25. Azmimiz Geçmişten Geliyor



Tabae.

Bu adı duyduğu anda Zeha, kafasının içinde büyük bir zilin çaldığını hissetti. Diğerleri de aynı şekilde hissetmiş olmalılardı ki hepsi kaşlarını çatmıştı. 

Kaplan ve ayıların dünyası. Bir melez.

Bu hikaye o zamanlar hemencecik reddedilirdi. Ama şu an her şey mümkündü.

"Ve siyah kaplana 'Hupo' olarak hitap ettim."

Bu adı duyan Zeha'nın gözleri şaşkınlıkla büyüdü. İçgüdüsel olarak Haru'ya döndü. Haru yanıt olarak başıyla onayladı. Cein, hikayesine devam etti.

"Hupo, onların dünyasındaki Sinsi'nin koruyucusu. Bizdekine oldukça benziyor. İkimiz de topraklarımızın barış içinde olacağına dair söz verdik... Ama Hupo bana ihanet etti. Ayıları Sinsi'den çıkarmak için benden habersiz onları öldürmeye başladı."

O an Dogeon elini kaldırdı. "Neden bunu yapsın ki?" diye sordu. "Kaplan ve ayıların iyi anlaştığını düşünmüştüm. Kaplanların ayılara sırtını çevirmesine neden olacak bir şey mi oldu?"

Cein başını salladı. 

"Ben de kesin olarak bilmiyorum. Bu kaş bana tüm detayları göstermiyor. Bununla birlikte net olan şey, kaplanların ayıları ve diğer kabileleri akla bile gelmeyecek şekillerde öldürmeye başlaması ve bunun da Sinsi'deki bütün kabilelerin kaplanları hor görmesine neden olması. İşte savaş böyle kaçınılmaz hale geldi. Ben ayıların tarafındaydım. Çünkü en başta çizgiyi geçen kaplanlardı. Ve..."
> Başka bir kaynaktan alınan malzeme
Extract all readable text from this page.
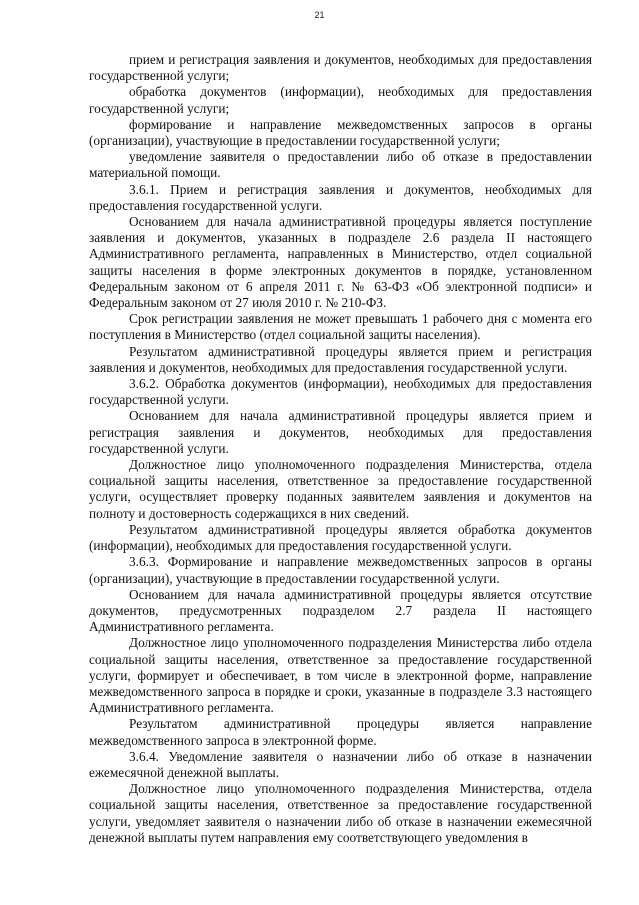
21

прием и регистрация заявления и документов, необходимых для предоставления государственной услуги;

обработка документов (информации), необходимых для предоставления государственной услуги;

формирование и направление межведомственных запросов в органы (организации), участвующие в предоставлении государственной услуги;

уведомление заявителя о предоставлении либо об отказе в предоставлении материальной помощи.

3.6.1. Прием и регистрация заявления и документов, необходимых для предоставления государственной услуги.

Основанием для начала административной процедуры является поступление заявления и документов, указанных в подразделе 2.6 раздела II настоящего Административного регламента, направленных в Министерство, отдел социальной защиты населения в форме электронных документов в порядке, установленном Федеральным законом от 6 апреля 2011 г. № 63-ФЗ «Об электронной подписи» и Федеральным законом от 27 июля 2010 г. № 210-ФЗ.

Срок регистрации заявления не может превышать 1 рабочего дня с момента его поступления в Министерство (отдел социальной защиты населения).

Результатом административной процедуры является прием и регистрация заявления и документов, необходимых для предоставления государственной услуги.

3.6.2. Обработка документов (информации), необходимых для предоставления государственной услуги.

Основанием для начала административной процедуры является прием и регистрация заявления и документов, необходимых для предоставления государственной услуги.

Должностное лицо уполномоченного подразделения Министерства, отдела социальной защиты населения, ответственное за предоставление государственной услуги, осуществляет проверку поданных заявителем заявления и документов на полноту и достоверность содержащихся в них сведений.

Результатом административной процедуры является обработка документов (информации), необходимых для предоставления государственной услуги.

3.6.3. Формирование и направление межведомственных запросов в органы (организации), участвующие в предоставлении государственной услуги.

Основанием для начала административной процедуры является отсутствие документов, предусмотренных подразделом 2.7 раздела II настоящего Административного регламента.

Должностное лицо уполномоченного подразделения Министерства либо отдела социальной защиты населения, ответственное за предоставление государственной услуги, формирует и обеспечивает, в том числе в электронной форме, направление межведомственного запроса в порядке и сроки, указанные в подразделе 3.3 настоящего Административного регламента.

Результатом административной процедуры является направление межведомственного запроса в электронной форме.

3.6.4. Уведомление заявителя о назначении либо об отказе в назначении ежемесячной денежной выплаты.

Должностное лицо уполномоченного подразделения Министерства, отдела социальной защиты населения, ответственное за предоставление государственной услуги, уведомляет заявителя о назначении либо об отказе в назначении ежемесячной денежной выплаты путем направления ему соответствующего уведомления в
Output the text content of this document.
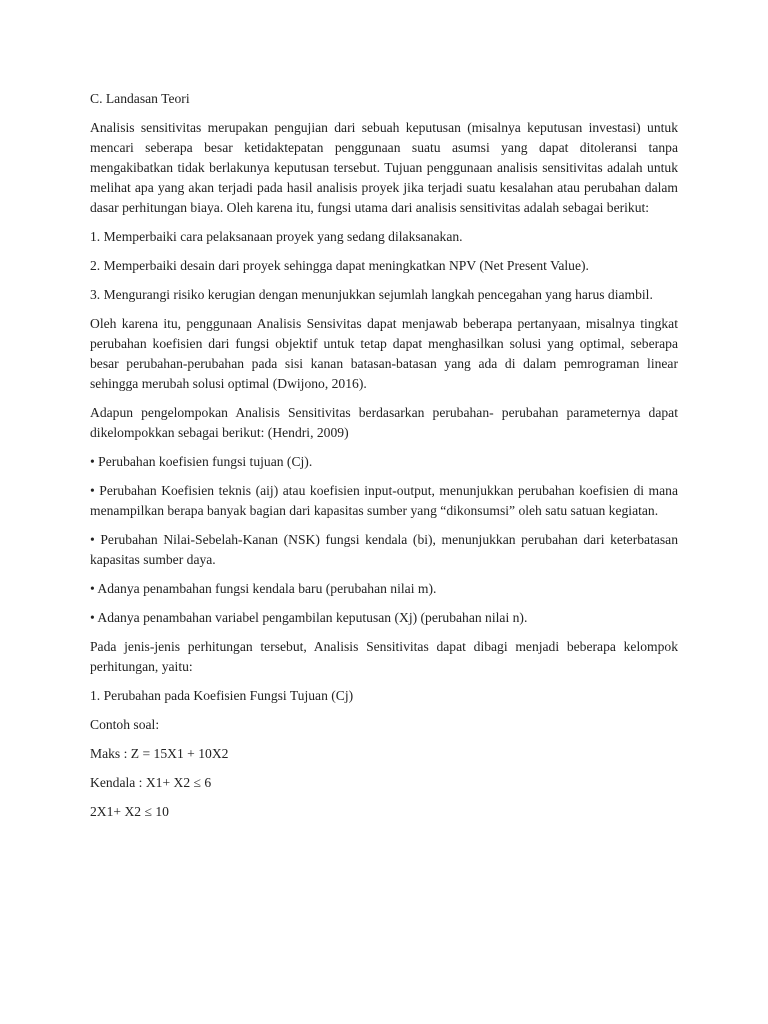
C. Landasan Teori

Analisis sensitivitas merupakan pengujian dari sebuah keputusan (misalnya keputusan investasi) untuk mencari seberapa besar ketidaktepatan penggunaan suatu asumsi yang dapat ditoleransi tanpa mengakibatkan tidak berlakunya keputusan tersebut. Tujuan penggunaan analisis sensitivitas adalah untuk melihat apa yang akan terjadi pada hasil analisis proyek jika terjadi suatu kesalahan atau perubahan dalam dasar perhitungan biaya. Oleh karena itu, fungsi utama dari analisis sensitivitas adalah sebagai berikut:

1. Memperbaiki cara pelaksanaan proyek yang sedang dilaksanakan.

2. Memperbaiki desain dari proyek sehingga dapat meningkatkan NPV (Net Present Value).

3. Mengurangi risiko kerugian dengan menunjukkan sejumlah langkah pencegahan yang harus diambil.

Oleh karena itu, penggunaan Analisis Sensivitas dapat menjawab beberapa pertanyaan, misalnya tingkat perubahan koefisien dari fungsi objektif untuk tetap dapat menghasilkan solusi yang optimal, seberapa besar perubahan-perubahan pada sisi kanan batasan-batasan yang ada di dalam pemrograman linear sehingga merubah solusi optimal (Dwijono, 2016).

Adapun pengelompokan Analisis Sensitivitas berdasarkan perubahan- perubahan parameternya dapat dikelompokkan sebagai berikut: (Hendri, 2009)

• Perubahan koefisien fungsi tujuan (Cj).

• Perubahan Koefisien teknis (aij) atau koefisien input-output, menunjukkan perubahan koefisien di mana menampilkan berapa banyak bagian dari kapasitas sumber yang “dikonsumsi” oleh satu satuan kegiatan.

• Perubahan Nilai-Sebelah-Kanan (NSK) fungsi kendala (bi), menunjukkan perubahan dari keterbatasan kapasitas sumber daya.

• Adanya penambahan fungsi kendala baru (perubahan nilai m).

• Adanya penambahan variabel pengambilan keputusan (Xj) (perubahan nilai n).

Pada jenis-jenis perhitungan tersebut, Analisis Sensitivitas dapat dibagi menjadi beberapa kelompok perhitungan, yaitu:

1. Perubahan pada Koefisien Fungsi Tujuan (Cj)

Contoh soal:

Maks : Z = 15X1 + 10X2

Kendala : X1+ X2 ≤ 6

2X1+ X2 ≤ 10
Cein, Zeha'nın yatağına dayalı olarak duran kılıca bir bakış attı. Herkes onun gözlerini takip etti. Sözlerine devam ederken kılıcı gösterdi. 
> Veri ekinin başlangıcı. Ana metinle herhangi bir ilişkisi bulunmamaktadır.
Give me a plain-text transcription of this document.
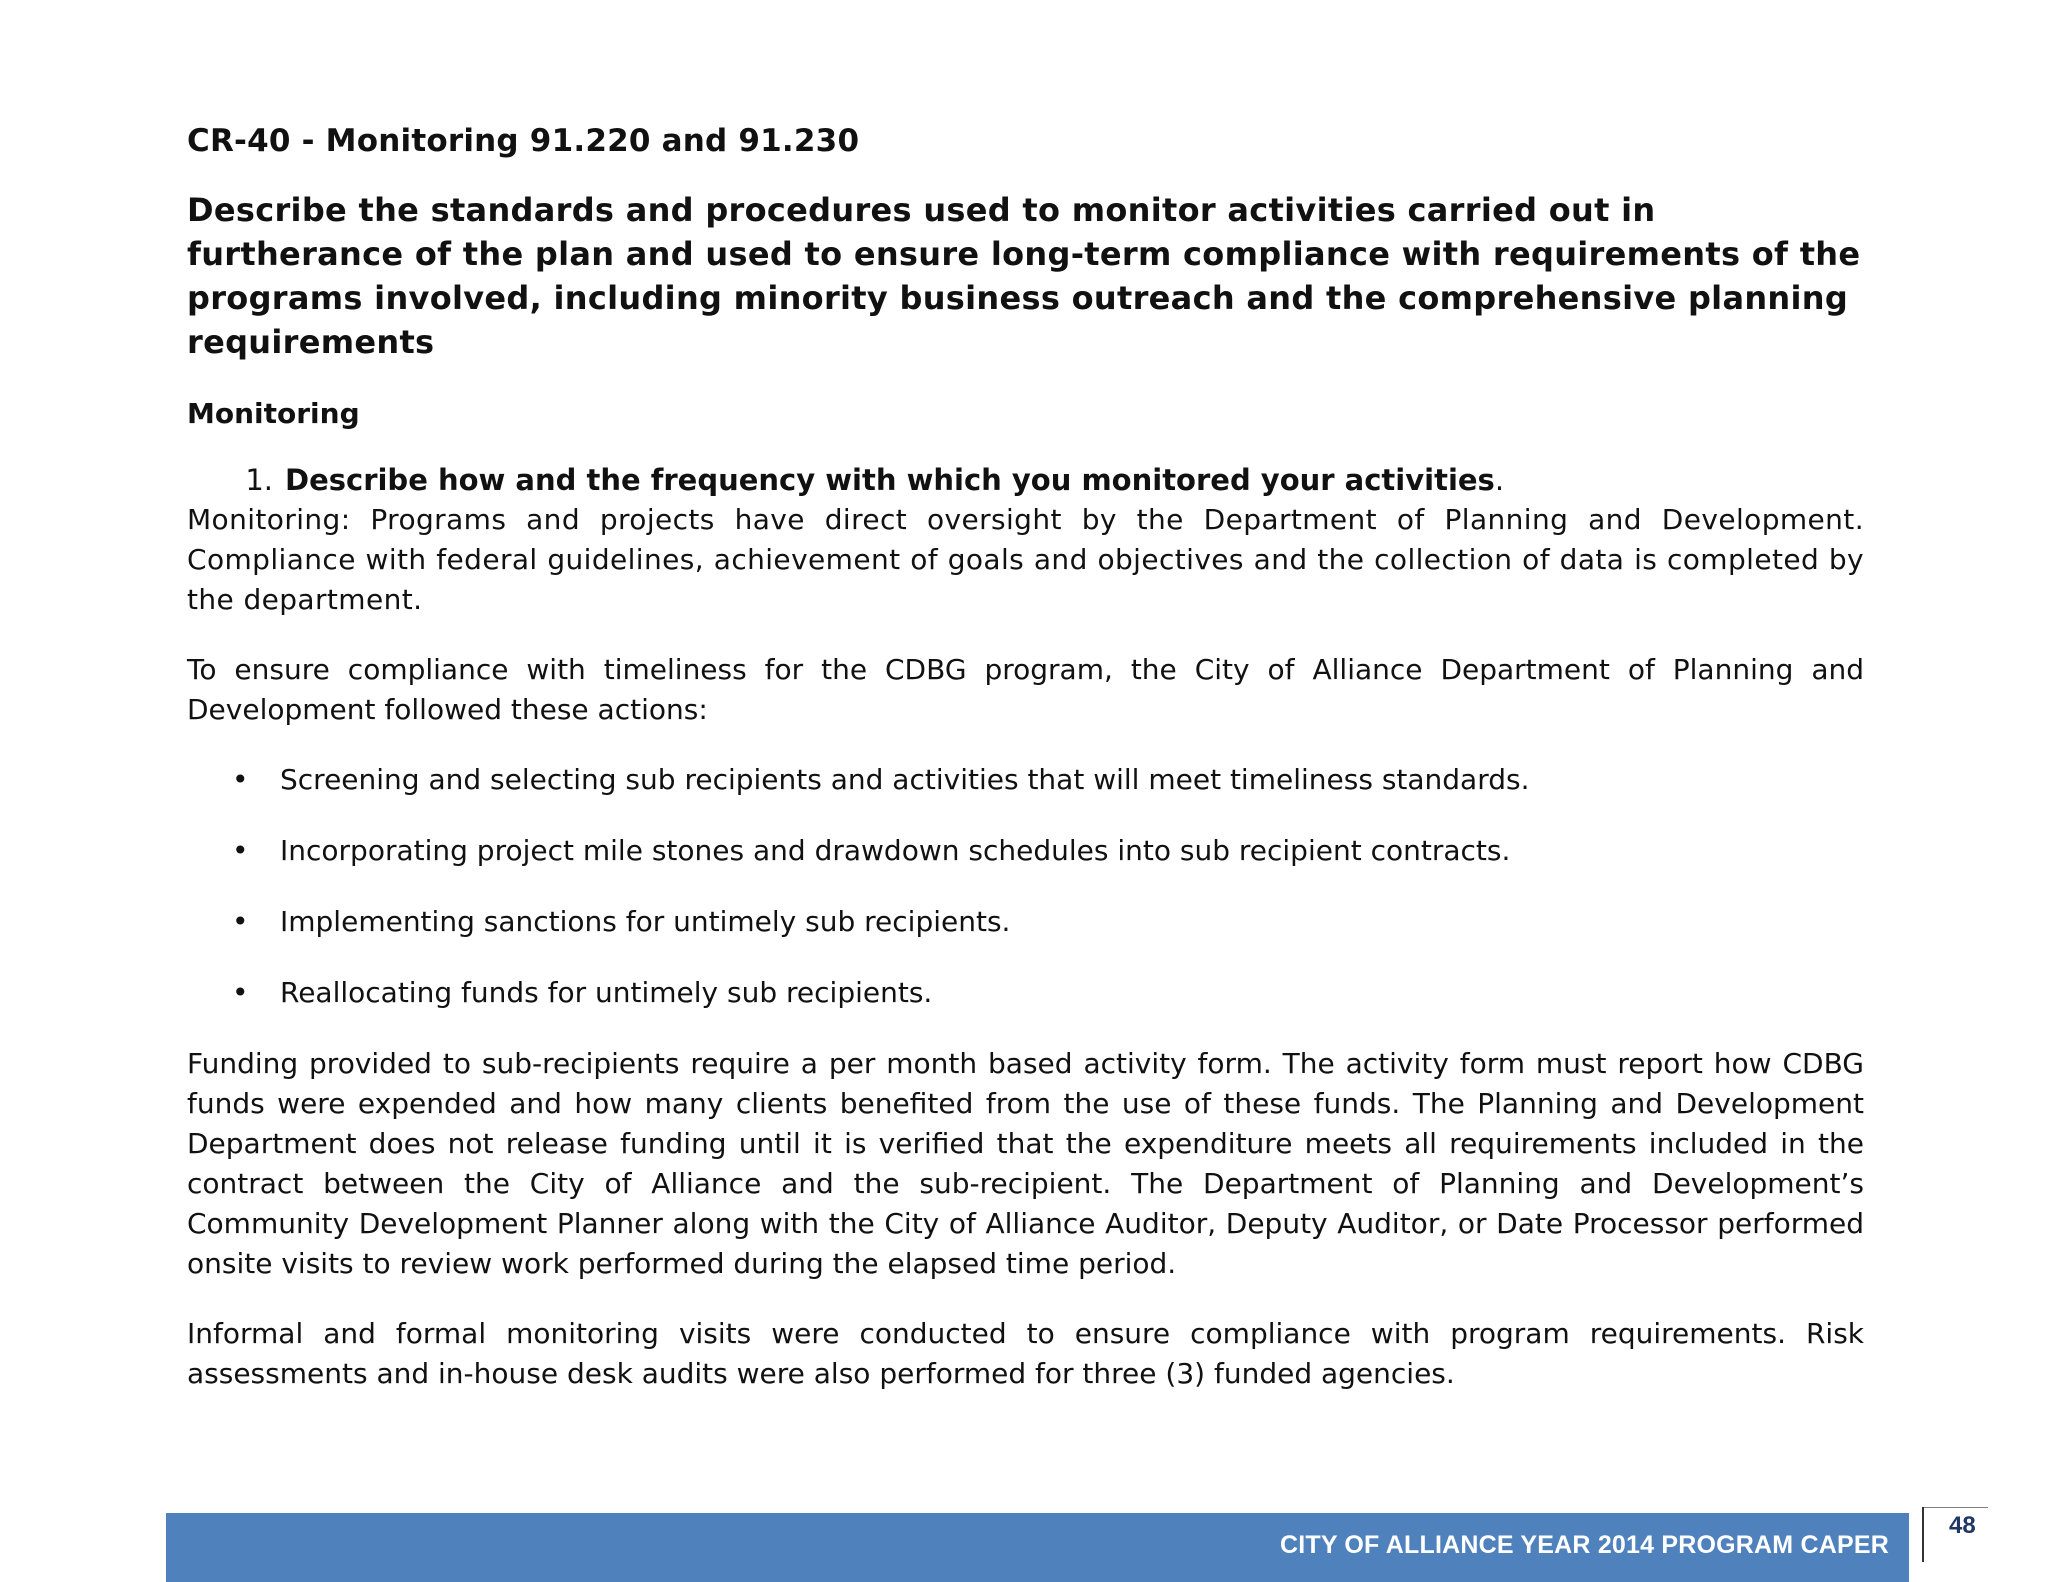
CR-40 - Monitoring 91.220 and 91.230
Describe the standards and procedures used to monitor activities carried out in furtherance of the plan and used to ensure long-term compliance with requirements of the programs involved, including minority business outreach and the comprehensive planning requirements
Monitoring
1. Describe how and the frequency with which you monitored your activities.

Monitoring: Programs and projects have direct oversight by the Department of Planning and Development. Compliance with federal guidelines, achievement of goals and objectives and the collection of data is completed by the department.

To ensure compliance with timeliness for the CDBG program, the City of Alliance Department of Planning and Development followed these actions:

•	Screening and selecting sub recipients and activities that will meet timeliness standards.
•	Incorporating project mile stones and drawdown schedules into sub recipient contracts.
•	Implementing sanctions for untimely sub recipients.
•	Reallocating funds for untimely sub recipients.

Funding provided to sub-recipients require a per month based activity form. The activity form must report how CDBG funds were expended and how many clients benefited from the use of these funds. The Planning and Development Department does not release funding until it is verified that the expenditure meets all requirements included in the contract between the City of Alliance and the sub-recipient. The Department of Planning and Development’s Community Development Planner along with the City of Alliance Auditor, Deputy Auditor, or Date Processor performed onsite visits to review work performed during the elapsed time period.

Informal and formal monitoring visits were conducted to ensure compliance with program requirements. Risk assessments and in-house desk audits were also performed for three (3) funded agencies.

CITY OF ALLIANCE YEAR 2014 PROGRAM CAPER
48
"O kılıcı tutup 'Cepheye gideceğim ve bu topraklara tekrar barışı getireceğim.' dedim."

O anda Zeha'nın kafasına keskin bir ağrı saplandı. Birden aklına bir şey gelmişti. Müzede kılıca ilk dokunduğu an. Daha önce bu anı garip bir deneyim olarak düşünüp aklından atabilmişti. Ama bu kez olay, gözlerinin önünde daha açık ve ayrıntılı olarak gerçekleşmişti.












































































"Hupo sen, Sinsi'nin koruyucusu olmayı hak etmiyorsun."

Kara kılıç Hupo'nun boynuna dayanmıştı. Hupo ciddi şekilde yaralanmıştı. Yine de gözleri tehditkâr bir şekilde parlıyordu. 

Zeha anlam veremiyordu.

Neden? Bunu başlatan kendisiyken neden bana bu şekilde bakıyor?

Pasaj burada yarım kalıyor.